Background & aims: Microsatellite instability was first described in hereditary nonpolyposis colorectal cancers and sporadic colorectal cancers, in which it was associated with a good prognosis. The aim of this study was to assess the advantages of a novel fluorescent assay for detecting microsatellite instability.
Methods: Eleven fluorescently tagged microsatellites and an automated DNA sequencer were used to investigate 54 sporadic colorectal adenocarcinomas.
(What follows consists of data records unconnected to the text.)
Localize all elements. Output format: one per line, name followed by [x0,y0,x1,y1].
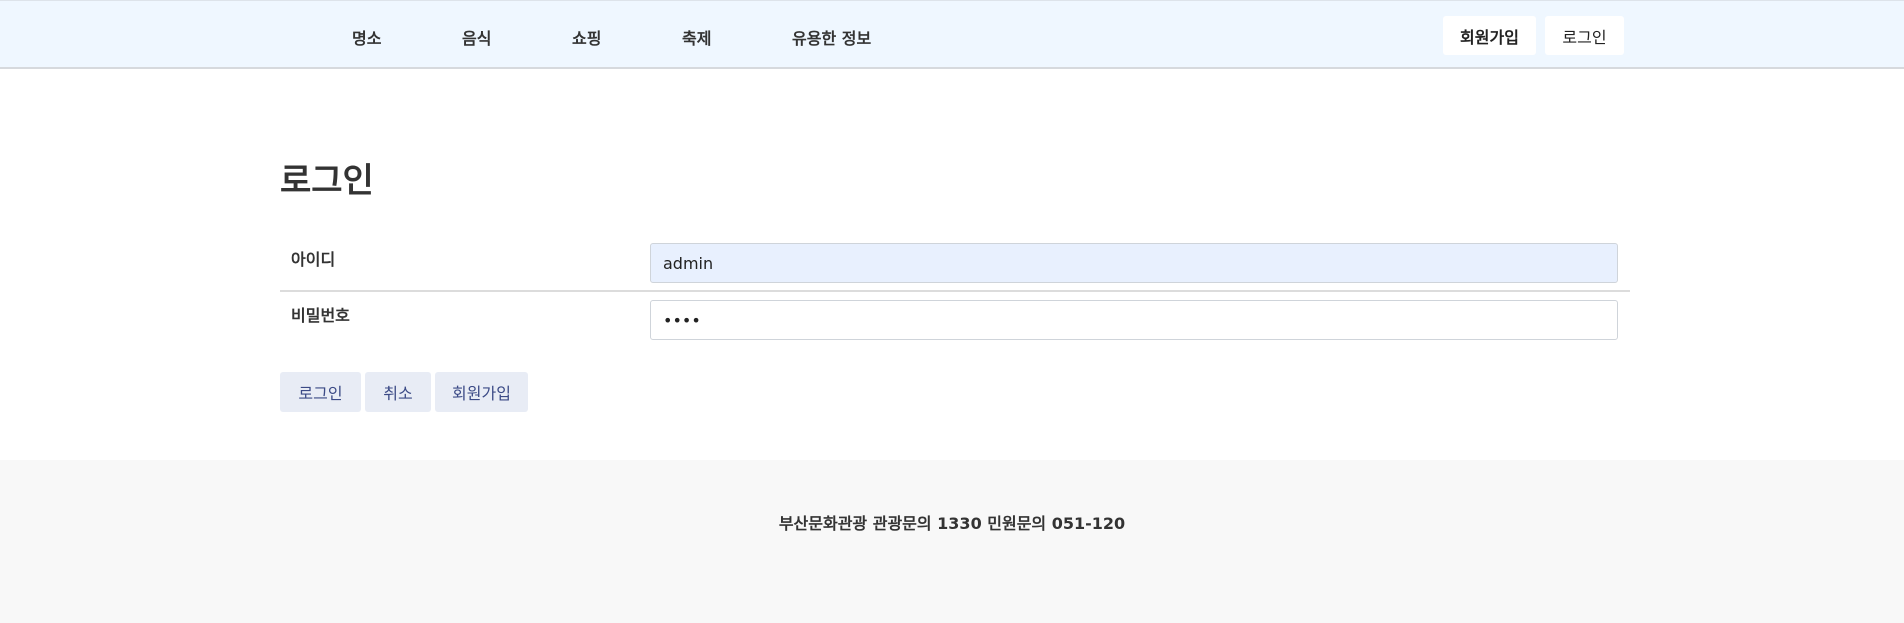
nav-item-food[interactable]: 음식 [462,25,491,49]
cancel-button[interactable]: 취소 [365,372,431,412]
site-header: 명소 음식 쇼핑 축제 유용한 정보 회원가입 로그인 [0,0,1904,69]
header-login-button[interactable]: 로그인 [1545,16,1624,55]
site-footer: 부산문화관광 관광문의 1330 민원문의 051-120 [0,460,1904,623]
nav-item-useful-info[interactable]: 유용한 정보 [792,25,871,49]
page-title: 로그인 [280,161,374,201]
password-input[interactable] [650,300,1618,340]
password-label: 비밀번호 [291,306,350,325]
nav-item-festivals[interactable]: 축제 [682,25,711,49]
username-label: 아이디 [291,250,336,269]
username-input[interactable] [650,243,1618,283]
row-divider [280,290,1630,292]
nav-item-shopping[interactable]: 쇼핑 [572,25,601,49]
header-signup-button[interactable]: 회원가입 [1443,16,1536,55]
nav-item-attractions[interactable]: 명소 [352,25,381,49]
footer-contact-text: 부산문화관광 관광문의 1330 민원문의 051-120 [778,514,1126,533]
login-button[interactable]: 로그인 [280,372,361,412]
signup-button[interactable]: 회원가입 [435,372,528,412]
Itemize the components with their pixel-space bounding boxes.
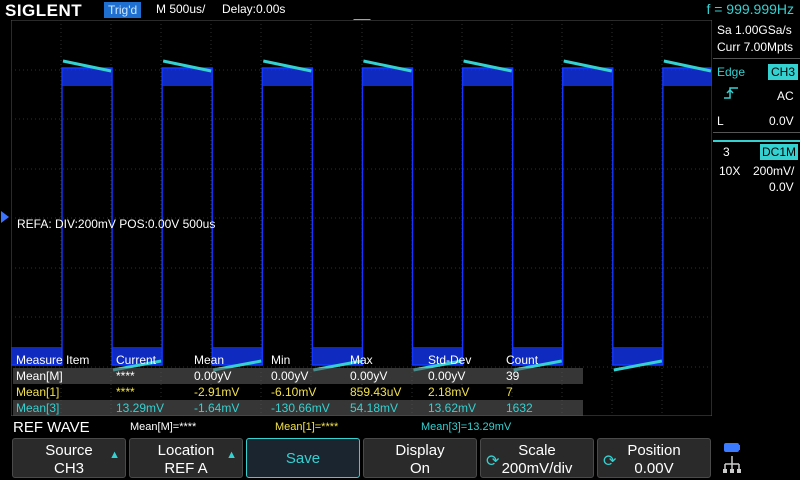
column-header: Count	[506, 353, 539, 367]
scale-softkey[interactable]: ⟳ Scale 200mV/div	[480, 438, 594, 478]
position-softkey[interactable]: ⟳ Position 0.00V	[597, 438, 711, 478]
arrow-up-icon: ▲	[109, 449, 120, 461]
level-value: 0.0V	[769, 114, 794, 128]
stddev-value: 0.00yV	[428, 369, 466, 383]
location-softkey[interactable]: Location REF A ▲	[129, 438, 243, 478]
stddev-value: 2.18mV	[428, 385, 470, 399]
mean-value: -2.91mV	[194, 385, 240, 399]
column-header: Std-Dev	[428, 353, 472, 367]
table-row: Mean[M] **** 0.00yV 0.00yV 0.00yV 0.00yV…	[13, 368, 583, 384]
channel-number: 3	[723, 145, 730, 159]
status-mean-m: Mean[M]=****	[130, 421, 197, 433]
current-value: ****	[116, 369, 135, 383]
current-value: ****	[116, 385, 135, 399]
mean-value: 0.00yV	[194, 369, 232, 383]
status-mean-3: Mean[3]=13.29mV	[421, 421, 512, 433]
max-value: 54.18mV	[350, 401, 399, 415]
rotary-knob-icon: ⟳	[486, 453, 500, 470]
top-bar: SIGLENT Trig'd M 500us/ Delay:0.00s f = …	[0, 0, 800, 20]
count-value: 1632	[506, 401, 533, 415]
current-value: 13.29mV	[116, 401, 165, 415]
status-bar: REF WAVE Mean[M]=**** Mean[1]=**** Mean[…	[0, 419, 800, 437]
measure-item: Mean[1]	[16, 385, 60, 399]
trigger-status-badge: Trig'd	[104, 2, 142, 18]
volts-per-div: 200mV/	[753, 164, 795, 178]
channel-3-panel[interactable]: 3 DC1M 10X 200mV/ 0.0V	[713, 140, 800, 214]
save-softkey[interactable]: Save	[246, 438, 360, 478]
min-value: -130.66mV	[271, 401, 330, 415]
ref-position-arrow-icon	[1, 211, 9, 223]
column-header: Measure Item	[16, 353, 90, 367]
channel-offset: 0.0V	[769, 180, 794, 194]
trigger-source-badge: CH3	[768, 64, 798, 80]
table-row: Mean[3] 13.29mV -1.64mV -130.66mV 54.18m…	[13, 400, 583, 416]
memory-depth: Curr 7.00Mpts	[717, 40, 794, 54]
level-label: L	[717, 114, 724, 128]
softkey-value: CH3	[53, 460, 84, 477]
arrow-up-icon: ▲	[226, 449, 237, 461]
column-header: Max	[350, 353, 373, 367]
ref-info-label: REFA: DIV:200mV POS:0.00V 500us	[17, 217, 216, 231]
delay-readout: Delay:0.00s	[222, 2, 286, 16]
table-row: Mean[1] **** -2.91mV -6.10mV 859.43uV 2.…	[13, 384, 583, 400]
right-info-panel: Sa 1.00GSa/s Curr 7.00Mpts Edge CH3 AC L…	[713, 20, 800, 420]
softkey-value: On	[409, 460, 430, 477]
probe-attenuation: 10X	[719, 164, 741, 178]
menu-title: REF WAVE	[13, 419, 90, 436]
measurement-statistics-table: Measure Item Current Mean Min Max Std-De…	[13, 352, 583, 416]
rising-edge-icon	[724, 87, 738, 99]
channel-coupling-badge: DC1M	[760, 144, 798, 160]
usb-network-icon	[723, 443, 741, 473]
table-header-row: Measure Item Current Mean Min Max Std-De…	[13, 352, 583, 368]
divider	[713, 132, 800, 133]
count-value: 39	[506, 369, 520, 383]
softkey-bar: Source CH3 ▲ Location REF A ▲ Save Displ…	[0, 438, 800, 480]
timebase-readout: M 500us/	[156, 2, 206, 16]
column-header: Min	[271, 353, 291, 367]
softkey-value: REF A	[164, 460, 208, 477]
column-header: Mean	[194, 353, 225, 367]
softkey-label: Display	[395, 442, 445, 459]
source-softkey[interactable]: Source CH3 ▲	[12, 438, 126, 478]
measure-item: Mean[M]	[16, 369, 63, 383]
mean-value: -1.64mV	[194, 401, 240, 415]
column-header: Current	[116, 353, 157, 367]
softkey-label: Save	[285, 450, 321, 467]
min-value: 0.00yV	[271, 369, 309, 383]
brand-logo: SIGLENT	[5, 1, 83, 20]
frequency-readout: f = 999.999Hz	[706, 1, 794, 17]
sample-rate: Sa 1.00GSa/s	[717, 23, 792, 37]
max-value: 0.00yV	[350, 369, 388, 383]
trigger-coupling: AC	[777, 89, 794, 103]
measure-item: Mean[3]	[16, 401, 60, 415]
divider	[713, 58, 800, 59]
display-softkey[interactable]: Display On	[363, 438, 477, 478]
rotary-knob-icon: ⟳	[603, 453, 617, 470]
count-value: 7	[506, 385, 513, 399]
max-value: 859.43uV	[350, 385, 402, 399]
status-mean-1: Mean[1]=****	[275, 421, 339, 433]
min-value: -6.10mV	[271, 385, 317, 399]
stddev-value: 13.62mV	[428, 401, 477, 415]
trigger-type: Edge	[717, 65, 746, 79]
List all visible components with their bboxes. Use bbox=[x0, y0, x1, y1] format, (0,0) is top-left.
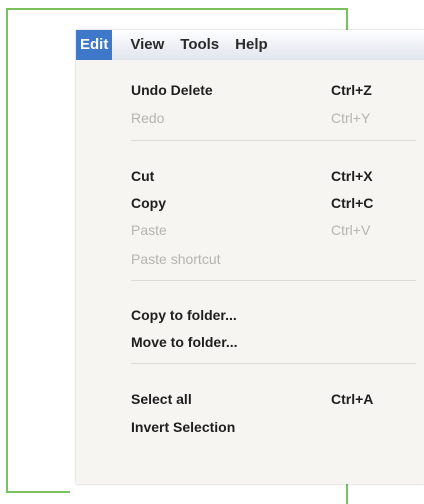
menu-separator bbox=[131, 280, 416, 281]
menu-item-paste: Paste Ctrl+V bbox=[131, 218, 401, 242]
shortcut-label: Ctrl+Y bbox=[331, 110, 371, 126]
frame-gap bbox=[70, 483, 350, 504]
edit-menu-dropdown: Undo Delete Ctrl+Z Redo Ctrl+Y Cut Ctrl+… bbox=[76, 60, 424, 484]
shortcut-label: Ctrl+V bbox=[331, 222, 371, 238]
menu-item-invert-selection[interactable]: Invert Selection bbox=[131, 415, 401, 439]
app-window: Edit View Tools Help Undo Delete Ctrl+Z … bbox=[76, 30, 424, 484]
menu-view[interactable]: View bbox=[122, 30, 172, 60]
menu-item-redo: Redo Ctrl+Y bbox=[131, 106, 401, 130]
shortcut-label: Ctrl+A bbox=[331, 391, 374, 407]
menu-item-move-to-folder[interactable]: Move to folder... bbox=[131, 330, 401, 354]
menu-item-label: Cut bbox=[131, 168, 155, 184]
menu-item-label: Copy bbox=[131, 195, 166, 211]
menu-separator bbox=[131, 363, 416, 364]
menu-item-label: Undo Delete bbox=[131, 82, 213, 98]
menu-item-copy-to-folder[interactable]: Copy to folder... bbox=[131, 303, 401, 327]
menu-item-label: Copy to folder... bbox=[131, 307, 237, 323]
shortcut-label: Ctrl+C bbox=[331, 195, 374, 211]
menu-item-select-all[interactable]: Select all Ctrl+A bbox=[131, 387, 401, 411]
menu-item-label: Redo bbox=[131, 110, 165, 126]
menu-item-cut[interactable]: Cut Ctrl+X bbox=[131, 164, 401, 188]
menu-tools[interactable]: Tools bbox=[172, 30, 227, 60]
menu-item-copy[interactable]: Copy Ctrl+C bbox=[131, 191, 401, 215]
menu-item-undo-delete[interactable]: Undo Delete Ctrl+Z bbox=[131, 78, 401, 102]
shortcut-label: Ctrl+Z bbox=[331, 82, 372, 98]
menu-item-label: Select all bbox=[131, 391, 192, 407]
menu-item-label: Paste bbox=[131, 222, 167, 238]
menu-bar: Edit View Tools Help bbox=[76, 30, 424, 61]
menu-separator bbox=[131, 140, 416, 141]
shortcut-label: Ctrl+X bbox=[331, 168, 373, 184]
menu-help[interactable]: Help bbox=[227, 30, 276, 60]
menu-item-label: Paste shortcut bbox=[131, 251, 221, 267]
menu-item-label: Invert Selection bbox=[131, 419, 236, 435]
menu-item-paste-shortcut: Paste shortcut bbox=[131, 247, 401, 271]
menu-item-label: Move to folder... bbox=[131, 334, 238, 350]
menu-edit[interactable]: Edit bbox=[76, 30, 113, 60]
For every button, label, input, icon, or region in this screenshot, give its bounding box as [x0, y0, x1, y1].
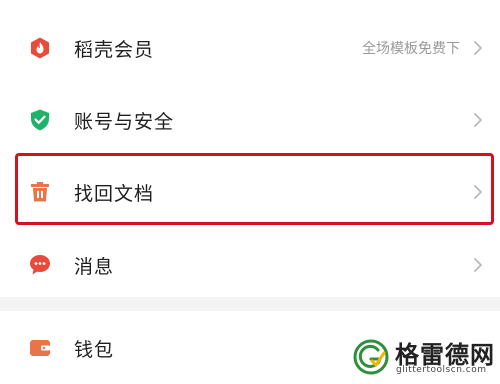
- wallet-icon: [28, 336, 52, 360]
- chevron-right-icon: [468, 110, 488, 130]
- menu-item-label: 消息: [74, 255, 115, 278]
- watermark-url: glittertoolscn.com: [396, 365, 487, 375]
- menu-item-label: 钱包: [74, 338, 115, 361]
- chevron-right-icon: [468, 38, 488, 58]
- flame-icon: [28, 36, 52, 60]
- member-promo-text: 全场模板免费下: [362, 41, 460, 57]
- chevron-right-icon: [468, 255, 488, 275]
- section-divider: [0, 297, 500, 311]
- menu-item-docer-member[interactable]: 稻壳会员 全场模板免费下: [0, 12, 500, 84]
- highlight-box: [15, 153, 494, 225]
- menu-item-label: 稻壳会员: [74, 38, 155, 61]
- menu-item-messages[interactable]: 消息: [0, 229, 500, 301]
- watermark-logo-icon: [352, 338, 390, 376]
- menu-item-label: 账号与安全: [74, 110, 175, 133]
- menu-item-account-security[interactable]: 账号与安全: [0, 84, 500, 156]
- shield-check-icon: [28, 108, 52, 132]
- chat-bubble-icon: [28, 253, 52, 277]
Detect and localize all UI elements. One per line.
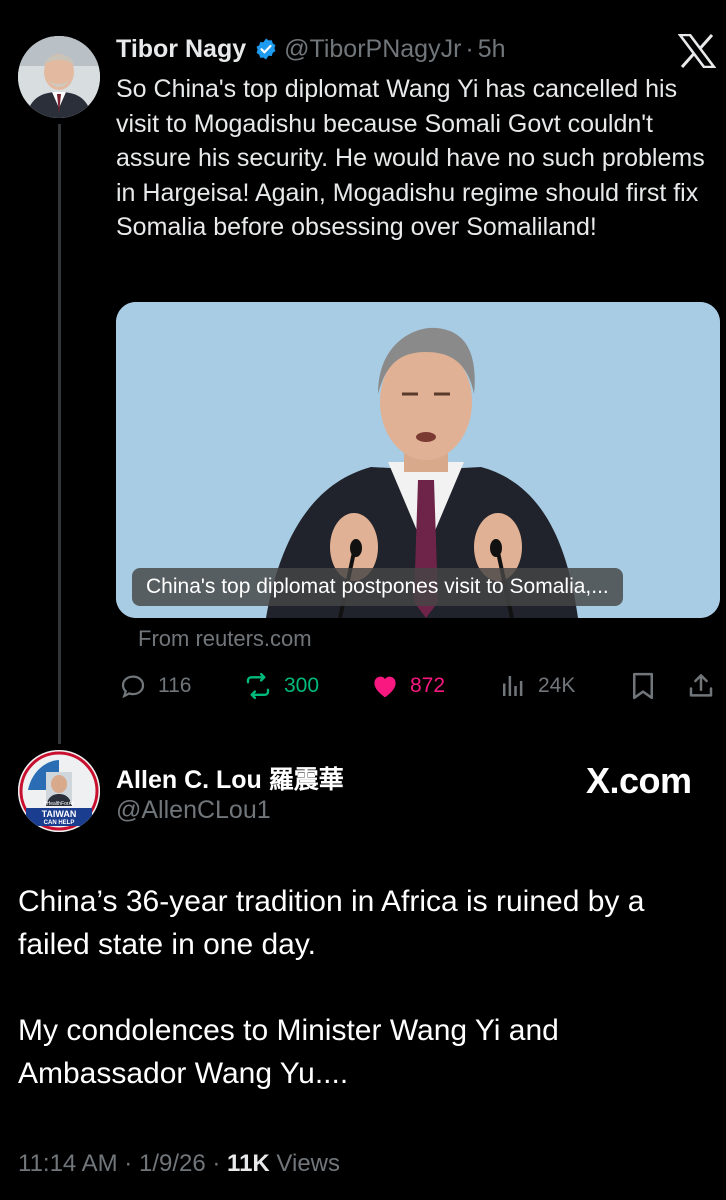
timestamp[interactable]: 5h bbox=[478, 35, 506, 64]
reply-icon bbox=[121, 675, 145, 699]
share-icon bbox=[689, 674, 713, 697]
avatar-hashtag-text: #HealthForAll bbox=[44, 801, 74, 807]
tweet-text: So China's top diplomat Wang Yi has canc… bbox=[116, 75, 705, 241]
views-count: 24K bbox=[538, 674, 576, 697]
views-button[interactable]: 24K bbox=[498, 670, 575, 702]
meta-sep-1: · bbox=[124, 1150, 133, 1177]
meta-sep-2: · bbox=[212, 1150, 221, 1177]
verified-badge-icon bbox=[256, 38, 276, 60]
heart-icon bbox=[374, 676, 396, 698]
reply-count: 116 bbox=[158, 674, 192, 697]
tweet2-paragraph-1: China’s 36-year tradition in Africa is r… bbox=[18, 885, 645, 961]
reply-button[interactable]: 116 bbox=[118, 670, 191, 702]
meta-time[interactable]: 11:14 AM bbox=[18, 1150, 118, 1177]
meta-date[interactable]: 1/9/26 bbox=[139, 1150, 206, 1177]
avatar-allen-lou[interactable]: #HealthForAll TAIWAN CAN HELP bbox=[18, 750, 100, 832]
meta-views-count[interactable]: 11K bbox=[227, 1150, 270, 1177]
avatar-taiwan-text: TAIWAN bbox=[42, 809, 77, 819]
tweet2-paragraph-2: My condolences to Minister Wang Yi and A… bbox=[18, 1014, 559, 1090]
tweet-text-2: China’s 36-year tradition in Africa is r… bbox=[18, 880, 718, 1095]
xcom-watermark: X.com bbox=[586, 760, 692, 801]
display-name-2[interactable]: Allen C. Lou 羅震華 bbox=[116, 760, 344, 796]
like-count: 872 bbox=[410, 674, 446, 697]
bookmark-icon bbox=[633, 672, 653, 700]
repost-icon bbox=[246, 672, 270, 700]
avatar-canhelp-text: CAN HELP bbox=[44, 820, 75, 826]
views-icon bbox=[503, 676, 523, 696]
meta-views-label: Views bbox=[276, 1150, 341, 1177]
like-button[interactable]: 872 bbox=[370, 670, 445, 702]
repost-count: 300 bbox=[284, 674, 320, 697]
thread-line bbox=[58, 124, 61, 744]
separator-dot: · bbox=[465, 34, 474, 63]
handle-2[interactable]: @AllenCLou1 bbox=[116, 796, 271, 825]
share-button[interactable] bbox=[686, 670, 716, 702]
x-logo-icon bbox=[678, 34, 716, 68]
repost-button[interactable]: 300 bbox=[242, 670, 319, 702]
handle[interactable]: @TiborPNagyJr bbox=[284, 35, 461, 64]
bookmark-button[interactable] bbox=[630, 670, 656, 702]
display-name[interactable]: Tibor Nagy bbox=[116, 35, 246, 64]
tweet-meta: 11:14 AM · 1/9/26 · 11K Views bbox=[18, 1150, 340, 1178]
avatar-tibor-nagy[interactable] bbox=[18, 36, 100, 118]
tweet1-header: Tibor Nagy @TiborPNagyJr · 5h bbox=[116, 34, 506, 64]
link-card-caption[interactable]: China's top diplomat postpones visit to … bbox=[132, 568, 623, 606]
link-source[interactable]: From reuters.com bbox=[138, 626, 312, 652]
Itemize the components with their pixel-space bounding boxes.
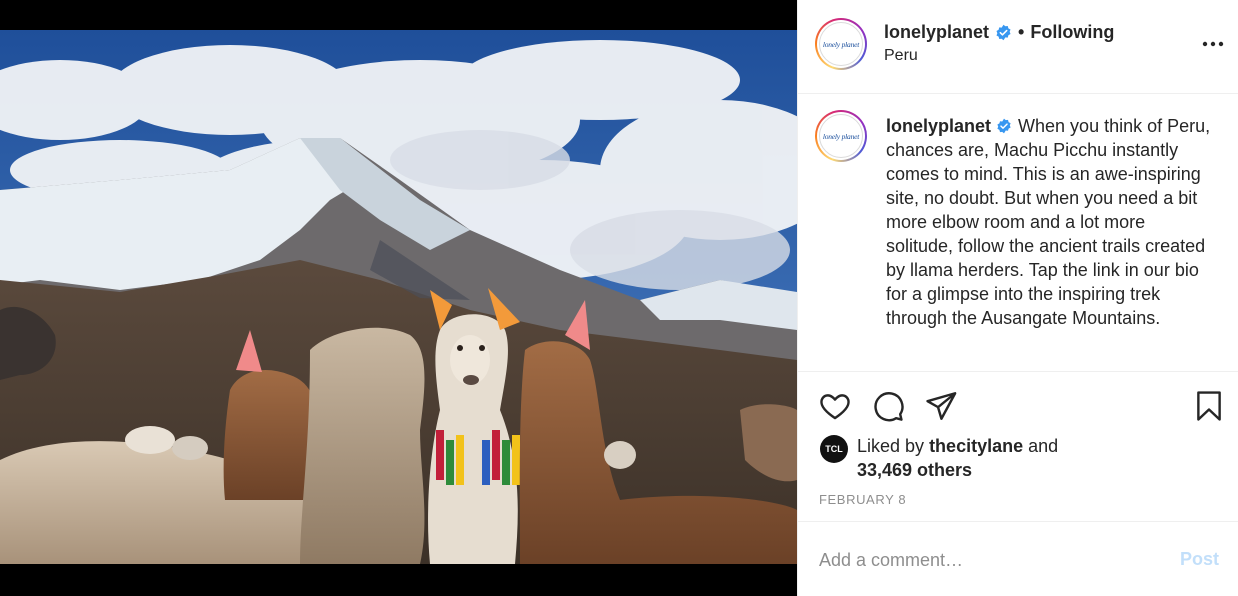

Results: This fluorescent assay combined accurate allele sizing with cross-sectional data display and allowed improved assessment of microsatellite instability. Twenty-two percent of cancers (12 of 54) showed microsatellite instability with at least one marker. For tumors showing microsatellite instability, results were obtained for a minimum of eight markers. Six tumors showed microsatellite instability at high frequency (at least 63% of markers affected), and 42% of the patients who had a tumor showing microsatellite instability had a synchronous and/or metachronous colorectal tumor (vs. 7% of patients whose tumor did not show microsatellite instability). Patients with a microsatellite instability-positive tumor had an improved prognosis (P = 0.03).
Conclusions: The use of this fluorescent assay improved the assessment of microsatellite instability with the automated analysis and cross-sectional data display. The assay identified a subgroup of patients who showed microsatellite instability and who also showed clinical features that differed from the microsatellite instability-negative cases.